In the context of recent events in the Middle East, Milley said that he saw support from his counterparts at the meeting for NATO to be more involved in the region. He spoke about the importance of the Military Committee to provide ballistic missile defense support, given that “there are NATO-allied troops at these various camps [in the Middle East] that just took Iranian ballistic missiles.”
“Right now, the NATO mission in Iraq is somewhere around 500 guys,” Milley said. “It’s a noncombat train, advise, assist role ... building [Iraqi] capacity to secure themselves. The United States still thinks, and NATO still thinks that’s a valid mission and will continue that mission. We have no intention of not continuing that mission.”

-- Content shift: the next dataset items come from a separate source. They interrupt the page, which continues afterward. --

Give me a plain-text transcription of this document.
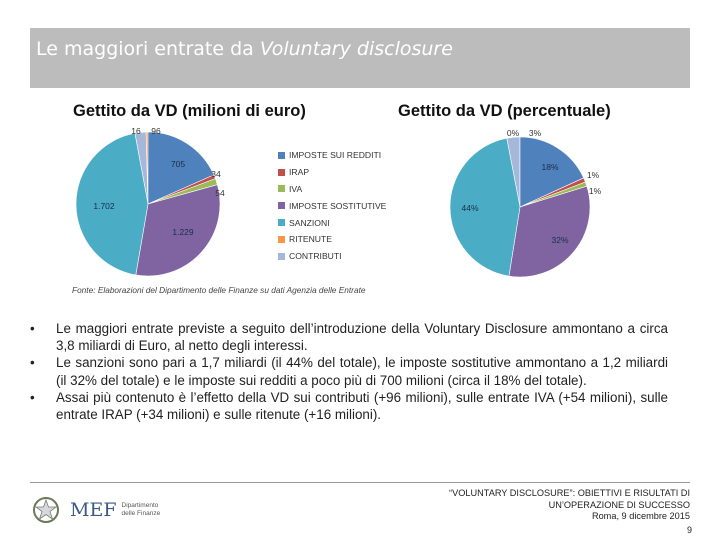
Le maggiori entrate da Voluntary disclosure
Gettito da VD (milioni di euro)	Gettito da VD (percentuale)
705
34
54
1.229
1.702
16 96
18%
1%
1%
32%
44%
0% 3%
IMPOSTE SUI REDDITI
IRAP
IVA
IMPOSTE SOSTITUTIVE
SANZIONI
RITENUTE
CONTRIBUTI
Fonte: Elaborazioni del Dipartimento delle Finanze su dati Agenzia delle Entrate
• Le maggiori entrate previste a seguito dell’introduzione della Voluntary Disclosure ammontano a circa 3,8 miliardi di Euro, al netto degli interessi.
• Le sanzioni sono pari a 1,7 miliardi (il 44% del totale), le imposte sostitutive ammontano a 1,2 miliardi (il 32% del totale) e le imposte sui redditi a poco più di 700 milioni (circa il 18% del totale).
• Assai più contenuto è l’effetto della VD sui contributi (+96 milioni), sulle entrate IVA (+54 milioni), sulle entrate IRAP (+34 milioni) e sulle ritenute (+16 milioni).
MEF Dipartimento
delle Finanze
“VOLUNTARY DISCLOSURE”: OBIETTIVI E RISULTATI DI
UN’OPERAZIONE DI SUCCESSO
Roma, 9 dicembre 2015
9
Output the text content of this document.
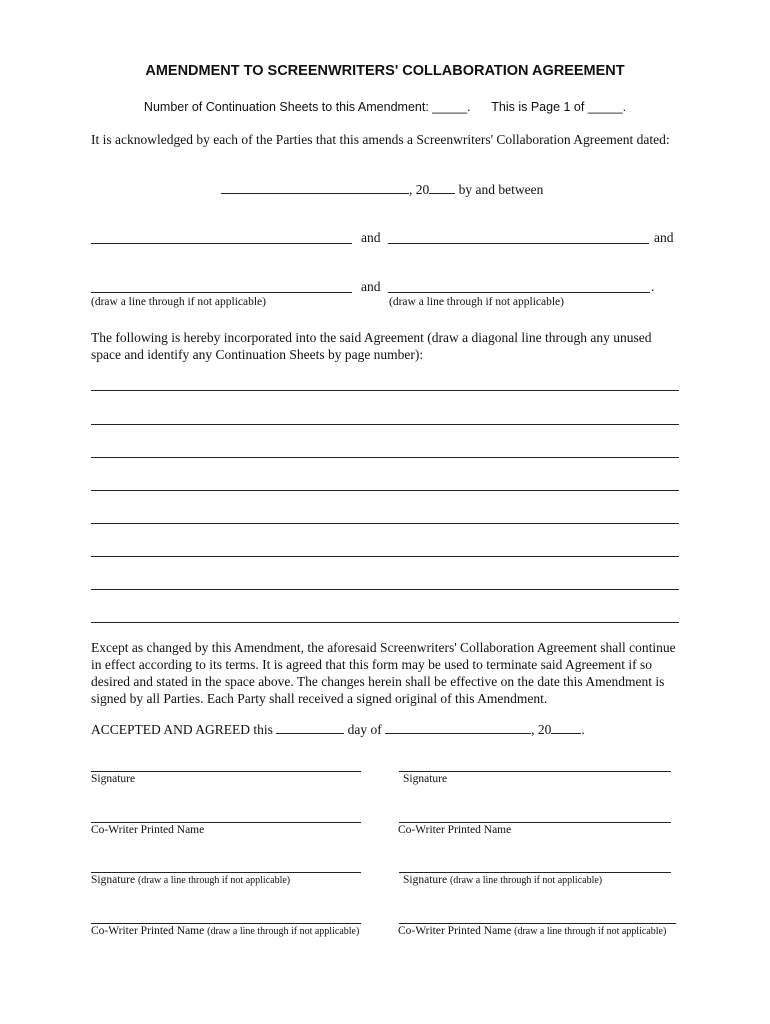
AMENDMENT TO SCREENWRITERS' COLLABORATION AGREEMENT
Number of Continuation Sheets to this Amendment: _____. This is Page 1 of _____.
It is acknowledged by each of the Parties that this amends a Screenwriters' Collaboration Agreement dated:
, 20 by and between
and	and
and	.
(draw a line through if not applicable)	(draw a line through if not applicable)
The following is hereby incorporated into the said Agreement (draw a diagonal line through any unused space and identify any Continuation Sheets by page number):
Except as changed by this Amendment, the aforesaid Screenwriters' Collaboration Agreement shall continue in effect according to its terms. It is agreed that this form may be used to terminate said Agreement if so desired and stated in the space above. The changes herein shall be effective on the date this Amendment is signed by all Parties. Each Party shall received a signed original of this Amendment.
ACCEPTED AND AGREED this	day of	, 20 .
Signature	Signature
Co-Writer Printed Name	Co-Writer Printed Name
Signature (draw a line through if not applicable)	Signature (draw a line through if not applicable)
Co-Writer Printed Name (draw a line through if not applicable)	Co-Writer Printed Name (draw a line through if not applicable)
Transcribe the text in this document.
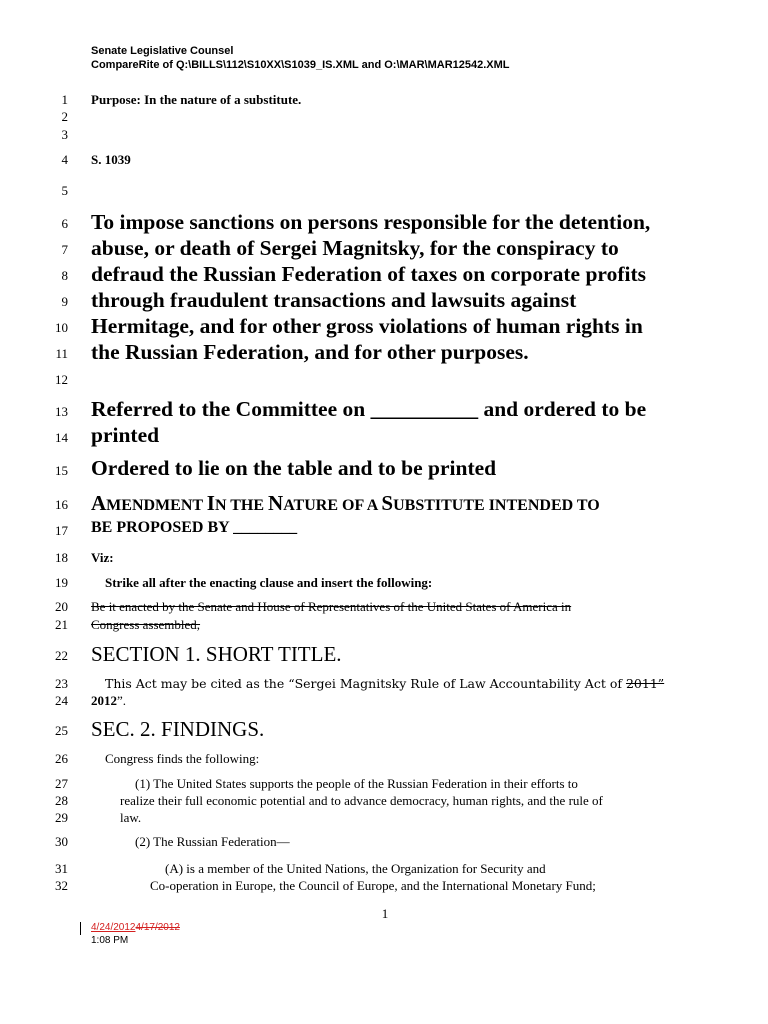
Senate Legislative Counsel
CompareRite of Q:\BILLS\112\S10XX\S1039_IS.XML and O:\MAR\MAR12542.XML
1
2
3
4
5
6
7
8
9
10
11
12
13
14
15
16
17
18
19
20
21
22
23
24
25
26
27
28
29
30
31
32
Purpose: In the nature of a substitute.
S. 1039
To impose sanctions on persons responsible for the detention,
abuse, or death of Sergei Magnitsky, for the conspiracy to
defraud the Russian Federation of taxes on corporate profits
through fraudulent transactions and lawsuits against
Hermitage, and for other gross violations of human rights in
the Russian Federation, and for other purposes.
Referred to the Committee on __________ and ordered to be
printed
Ordered to lie on the table and to be printed
AMENDMENT IN THE NATURE OF A SUBSTITUTE INTENDED TO
BE PROPOSED BY ________
Viz:
Strike all after the enacting clause and insert the following:
Be it enacted by the Senate and House of Representatives of the United States of America in
Congress assembled,
SECTION 1. SHORT TITLE.
This Act may be cited as the “Sergei Magnitsky Rule of Law Accountability Act of 2011”
2012”.
SEC. 2. FINDINGS.
Congress finds the following:
(1) The United States supports the people of the Russian Federation in their efforts to
realize their full economic potential and to advance democracy, human rights, and the rule of
law.
(2) The Russian Federation—
(A) is a member of the United Nations, the Organization for Security and
Co-operation in Europe, the Council of Europe, and the International Monetary Fund;
1
4/24/20124/17/2012
1:08 PM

In the fight against international terrorism, NATO currently conducts training missions in Iraq and Afghanistan and is a member of the Global Coalition to Defeat ISIS. NATO scaled up its training and advising efforts in Iraq at the Iraqi government’s request after ISIS was largely stamped out of the country in late 2017.NATO Mission Iraq (NMI) was later established in October 2018, after three years of war against ISIS. NMI is a non-combat “train-and-advise” and capacity-building mission that seeks to strengthen Iraqi security forces and Iraqi military training institutions so that Iraqi forces can independently prevent the return of the ISIS terrorist group and help to stabilize the country. NMI includes up to several hundred trainers, advisers, and support staff from the 29 allied nations as well as non-NATO partners such as Australia, Sweden, and Finland.
Milley pointed out that NATO was put in place at the end of World War II to prevent another great power war and maintain peace. However, he noted that it appears that Russia wants to divide and weaken NATO.
“That would be to their advantage,” he said. “It’s to the disadvantage of Europe and the United States if NATO would just collapse and fall apart.”